— А вода все прибывает.
— И очень быстро, сэр. А у него всего три часа до полуночи, чтобы найти некий документ, иначе все тетушкино наследство пойдет на благотворительность.
— Но он успеет найти документ.
— Да, сэр.
— А вы бы закончили историю иначе.
— Да, сэр.
Мы помолчали.
— А как, позвольте спросить, вам пришла в голову эта мысль? — полюбопытствовал я.
— Ну, дни мистера Гентиша определенно были сочтены, сэр. Когда он подписывал новое завещание, у меня мелькнула мысль: вот бы хорошо, если бы он умер прежде, чем успеет передумать. Иначе пришлось бы мне опять переписывать завещание на мистера Гентиша-младшего, а я слишком хорошо его знал, чтобы тешить себя надеждой, будто его деньги достанутся кому-нибудь, кроме букмекеров. Тут он весь в дядюшку, сэр.
— Догадываюсь, что было потом. Старик Гентиш заговорил об Уильяме и разбушевался из-за тайной свадьбы, вот с ним и случился приступ.
— Да, сэр. Его лицо побагровело, губы побледнели. Я стоял и смотрел, надеясь, что он вот-вот умрет. Но он не умирал — он велел мне пойти накапать ему лекарства из пузырька на столике в ванной. Инструкция на пузырьке. Я немного близорук, сэр: мне понадобилось некоторое время, чтобы разобраться. Когда я надел очки, мне первым делом бросилась в глаза склянка с надписью «морфий» за стеклянной дверцей шкафа. Я открыл шкафчик, достал морфий и налил его в рюмку — все это время из библиотеки раздавались гневные крики мистера Гентиша. Когда я принес ему рюмку, он обругал меня дураком, схватил ее и выпил залпом.
— Слишком быстро, чтобы почувствовать неладное, — предположил я.
— Наверное. Он только глубоко вздохнул, закрыл глаза и откинулся в кресле. А я вернулся в ванную и вытер платком все, за что брался. Как я понимаю, так и полагается поступать после убийства. Потом я вернулся в библиотеку, собрал свои бумаги и уложил их в портфель. За все это время мистер Гентиш даже не шелохнулся. Не знаю, дышал ли он еще или уже нет. Собравшись, я вышел из библиотеки и тихо закрыл за собою дверь. Потом позвал звонком мистера Краучера и сказал ему, что посижу в саду до поезда. «Старый хрыч угомонился?» — спросил он меня, и я ответил, что да.
— А вы не допускали, что Уильяма Гентиша обвинят в убийстве?
— Нет, сэр. Мне казалось, переписанное завещание снимает с него всякие подозрения. Я ведь не знал, что ему не было известно ни о моем приезде, ни о его цели.
— Так как же вы все-таки увидели его тогда в саду? Заметили, как он спускался по лужайке к павильону?
— Нет, сэр. Я вообще его не видел — задремал, наверное. Но когда представился случай, я не мог не подтвердить его алиби. Мне ведь это ничего не стоило, сэр, а я чувствовал себя перед ним в долгу.
— И вас никогда не мучила совесть от того, что вы совершили?
Он, казалось, удивился:
— Совесть? Да ведь деньги пошли в фонд исследования рака, сэр. Вы не читали последнего отчета из фонда? Такой прогресс, что вы! Совесть! Скажете тоже, сэр. Я слишком высоко ценю человеческую жизнь, чтобы мучиться совестью.
Поезд тряхнуло, клерк посмотрел в окно и засобирался:
— А вот и моя станция, сэр.
Поскрипывая и постанывая, поезд остановился. Кондуктор распахнул дверь, и в вагон пополз вечерний туман.

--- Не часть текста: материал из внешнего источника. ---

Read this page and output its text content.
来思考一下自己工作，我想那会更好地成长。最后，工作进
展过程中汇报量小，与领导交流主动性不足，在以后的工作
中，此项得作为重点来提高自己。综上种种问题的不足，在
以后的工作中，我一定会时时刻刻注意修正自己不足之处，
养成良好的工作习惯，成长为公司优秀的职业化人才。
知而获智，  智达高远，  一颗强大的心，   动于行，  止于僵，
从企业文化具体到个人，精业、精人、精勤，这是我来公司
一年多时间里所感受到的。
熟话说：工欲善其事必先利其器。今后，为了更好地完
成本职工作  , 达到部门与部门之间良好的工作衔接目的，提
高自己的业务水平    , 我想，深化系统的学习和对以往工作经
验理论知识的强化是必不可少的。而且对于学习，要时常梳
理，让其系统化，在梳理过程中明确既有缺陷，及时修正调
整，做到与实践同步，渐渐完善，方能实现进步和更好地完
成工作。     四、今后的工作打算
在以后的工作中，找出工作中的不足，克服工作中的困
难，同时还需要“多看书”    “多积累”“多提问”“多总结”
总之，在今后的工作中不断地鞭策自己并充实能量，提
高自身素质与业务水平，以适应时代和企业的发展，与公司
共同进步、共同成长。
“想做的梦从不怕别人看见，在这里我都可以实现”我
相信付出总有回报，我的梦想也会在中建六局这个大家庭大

— Станция Крэнхем, станция Крэнхем, пересадка на поезда до Кедама, Стакли, Бексхилла и Вайминга, — проревел кондуктор. — Вам помочь с багажом?
— Нет, спасибо. — Клерк повернулся ко мне. — Было очень приятно с вами поговорить, сэр. Доброй ночи.
Нет на свете тишины более ясной, чем когда останавливается поезд. На ее фоне гораздо отчетливее слышны остальные звуки: шипение вырывающегося пара, звон и дребезжание молочных бидонов и приглушенный крик кондуктора: «Переса-адка!» Вдруг машина пробуждается, вагон вздрагивает, слышится поскрипывание колес. Какое-то мгновение зеленые огни, красные огни, носильщики, старухи и адвокатские клерки все еще видны в запотевших окнах, но потом скрип колес учащается, сменяется мерным постаныванием, и набирающий скорость поезд уносит вас прочь.